Bei der Langen Brechtnacht bleibt der Bertolt mal im Bücherregal.
Spätestens mit der Langen Brechtnacht am zweiten von zehn Veranstaltungstagen weiß auch der weniger kulturell interessierte Augsburger, dass das Festival in der Stadt ist. Hier steht nicht der Autor und Theatermacher im Mittelpunkt, sondern die Musik, und damit sind nicht Weill und Eisler gemeint. Hier feiert sich aber auch die Stadt selbst mit ungewöhnlichen Spielorten wie dem altehrwürdigen Rathaus, dem denkmalgeschützten Gaswerk oder, wie dieses Jahr, dem Textilmuseum tim.
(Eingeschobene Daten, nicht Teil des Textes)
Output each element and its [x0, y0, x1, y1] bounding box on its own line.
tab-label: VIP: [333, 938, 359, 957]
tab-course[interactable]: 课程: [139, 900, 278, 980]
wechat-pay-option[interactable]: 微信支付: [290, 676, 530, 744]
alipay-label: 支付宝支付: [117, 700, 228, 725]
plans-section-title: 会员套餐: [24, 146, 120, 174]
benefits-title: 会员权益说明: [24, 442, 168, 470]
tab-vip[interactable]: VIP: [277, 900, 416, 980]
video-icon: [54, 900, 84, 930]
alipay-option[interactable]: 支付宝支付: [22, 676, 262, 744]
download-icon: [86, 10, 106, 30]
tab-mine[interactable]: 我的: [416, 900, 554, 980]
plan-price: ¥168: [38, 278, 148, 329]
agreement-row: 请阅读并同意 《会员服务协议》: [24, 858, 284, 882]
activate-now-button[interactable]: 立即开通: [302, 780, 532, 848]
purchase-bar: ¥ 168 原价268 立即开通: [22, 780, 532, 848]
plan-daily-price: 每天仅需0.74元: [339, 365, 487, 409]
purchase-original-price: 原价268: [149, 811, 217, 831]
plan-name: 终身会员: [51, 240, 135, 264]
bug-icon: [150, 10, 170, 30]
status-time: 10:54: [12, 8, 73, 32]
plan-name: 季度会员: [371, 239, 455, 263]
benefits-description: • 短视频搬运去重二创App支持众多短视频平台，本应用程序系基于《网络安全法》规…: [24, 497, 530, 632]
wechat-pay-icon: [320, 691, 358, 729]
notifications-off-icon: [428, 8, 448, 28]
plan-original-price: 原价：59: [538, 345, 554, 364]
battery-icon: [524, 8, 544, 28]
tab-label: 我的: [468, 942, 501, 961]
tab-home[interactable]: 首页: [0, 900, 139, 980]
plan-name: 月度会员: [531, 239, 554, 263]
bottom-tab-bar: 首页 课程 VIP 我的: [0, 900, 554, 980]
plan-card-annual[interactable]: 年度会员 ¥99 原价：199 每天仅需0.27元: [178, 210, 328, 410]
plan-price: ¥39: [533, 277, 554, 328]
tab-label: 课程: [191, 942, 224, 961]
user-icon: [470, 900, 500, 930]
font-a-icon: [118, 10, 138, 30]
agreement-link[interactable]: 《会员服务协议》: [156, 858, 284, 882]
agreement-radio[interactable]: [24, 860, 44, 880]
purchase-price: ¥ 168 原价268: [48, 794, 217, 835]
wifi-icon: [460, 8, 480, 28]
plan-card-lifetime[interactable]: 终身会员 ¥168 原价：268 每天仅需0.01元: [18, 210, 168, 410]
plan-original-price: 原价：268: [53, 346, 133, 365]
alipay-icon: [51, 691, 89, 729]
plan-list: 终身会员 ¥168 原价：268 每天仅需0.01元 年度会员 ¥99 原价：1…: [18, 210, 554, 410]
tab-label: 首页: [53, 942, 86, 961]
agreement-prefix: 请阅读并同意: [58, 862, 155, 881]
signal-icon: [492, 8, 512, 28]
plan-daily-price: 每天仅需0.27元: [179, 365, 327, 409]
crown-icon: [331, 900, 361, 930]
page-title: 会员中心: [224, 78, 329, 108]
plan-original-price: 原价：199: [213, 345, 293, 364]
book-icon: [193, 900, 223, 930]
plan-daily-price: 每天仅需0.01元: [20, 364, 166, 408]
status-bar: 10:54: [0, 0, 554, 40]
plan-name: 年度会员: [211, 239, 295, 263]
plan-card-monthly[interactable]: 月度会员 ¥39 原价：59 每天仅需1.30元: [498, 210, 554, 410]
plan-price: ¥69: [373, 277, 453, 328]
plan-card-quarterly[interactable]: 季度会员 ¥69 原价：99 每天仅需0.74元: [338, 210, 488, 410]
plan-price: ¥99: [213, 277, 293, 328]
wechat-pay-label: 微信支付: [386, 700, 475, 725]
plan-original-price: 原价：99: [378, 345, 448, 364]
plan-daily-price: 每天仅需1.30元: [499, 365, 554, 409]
Andererseits liegt die Faszination natürlich an den eingeladenen Künstlern. Schon unter Albert Ostermaier beim Vorläufer-Festival abc stellten Acts wie Tocotronic oder DJ Hell die Puristen vor die Frage, was das mit Brecht zu tun hat. Die Frage wird zum Glück nur noch selten gestellt, bisweilen aber doch noch von den Musikern selbst thematisiert. So weist der Hamburger Liedermacher Albrecht Schrader im Provino Club augenzwinkernd darauf hin, dass er als einziger Künstler des Abends den Brecht schon im Vornamen trägt, und improvisiert einen etwas anderen Lebenslauf des großen Augsburgers, der sich wunderbar in seine klugen Alltagsbeobachtungen und ironisch-liebevollen Klaviersongs einfügt.
Wenige hundert Meter entfernt wird im Textilmuseum der denkbar größte Gegensatz zelebriert: Die US-Doom-Gospel-Band Algiers schafft das Kunststück, bei den Zuhörern den Mund offen stehen zu lassen, während die Füße schon längst tanzen wollen, ein Zwiespalt, der innerhalb der knappen Stunde auch nicht aufgelöst wird. Hier ist das überstrapazierte Adjektiv »spannend« mal wirklich angebracht, im buchstäblichen, körperlichen Sinne. Ganz anders dagegen die Düsseldorfer Deutschrap-Combo Antilopen Gang, die sich für Songs wie »Beate Zschäpe hört U2« auch schon vor Gericht verteidigen musste, im Konzert aber erstaunlich schnell von sanfter Provokation in Wohlfühl-Wink-Stimmung verfällt. Dem Publikum gefällt’s – und vermutlich auch den Securitys. Zum Ausklang des Abends im Augsburger Textilviertel wird’s dann fast schon sphärisch: Auf der einstigen Kegelbahn der über hundert Jahre alten Gaststätte »Turamichele« verzaubert das Schweizer Frauenduo Eclecta die Zuhörer, bevor sie endlich zum aufgeregten Erfahrungsaustausch an der Theke schreiten dürfen.
Man hat schließlich viel zu erzählen: von den Electro-Ambient-Klängen des Pianisten Martin Kohlstedt aus Thüringen, dem Avantgarde-Jazz des schwedischen Trios Fire! oder dem Klezmer-Folk-Punk der deutsch-amerikanischen Band Daniel Kahn & The Painted Bird. Und nicht zuletzt dem aus München importierten Format »Same Old Song«, das diesmal das Festivalmotto »Egoismus vs. Solidarität« mit dem Abba-Dauerbrenner »The winner takes it all« konfrontiert, interpretiert von acht verschiedenen Musikern in ebenso vielen Stilen.
In dieser Nacht gibt es freilich keinen Gewinner, der alles mitgenommen hat, wie immer bei solchen Veranstaltungen ist es unvermeidbar, sehenswerte Acts zu verpassen. Die Besucher der Langen Brechnacht tragen’s mit Fassung, Begeisterung und Tanzlust.